{Reference Type}: Journal Article
{Title}: Novel deep intronic mutation in PLA2G6 causing early-onset Parkinson's disease with brain iron accumulation through pseudo-exon activation.
{Author}: Cavestro C;Panteghini C;Reale C;Nasca A;Fenu S;Salsano E;Chiapparini L;Garavaglia B;Pareyson D;Di Meo I;Tiranti V;
{Journal}: Neurogenetics
{Volume}: 22
{Issue}: 4
{Year}: 10 2021
{Factor}: 3.017
{DOI}: 10.1007/s10048-021-00667-0
{Abstract}: PLA2G6 is the causative gene for a group of autosomal recessive neurodegenerative disorders known as PLA2G6-associated neurodegeneration (PLAN).
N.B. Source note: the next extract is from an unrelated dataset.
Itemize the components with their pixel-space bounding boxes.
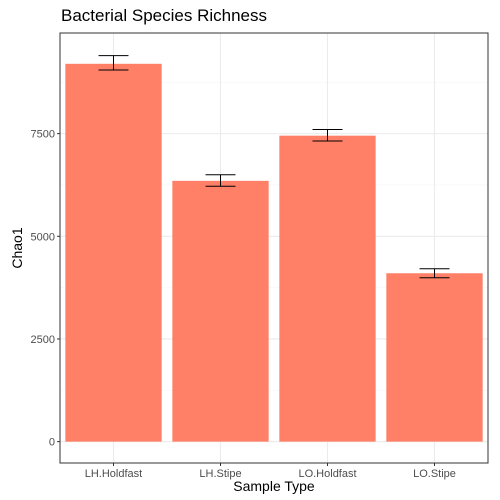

We present a case with early-onset parkinsonism, ataxia, cognitive decline, cerebellar atrophy, and brain iron accumulation. Sequencing of PLA2G6 coding regions identified only a heterozygous nonsense variant, but mRNA analysis revealed the presence of an aberrant transcript isoform due to a novel deep intronic variant (c.2035-274G > A) leading to activation of an intronic pseudo-exon. These results expand the genotypic spectrum of PLAN, showing the paramount importance of detecting possible pathogenic variants in deep intronic regions in undiagnosed patients.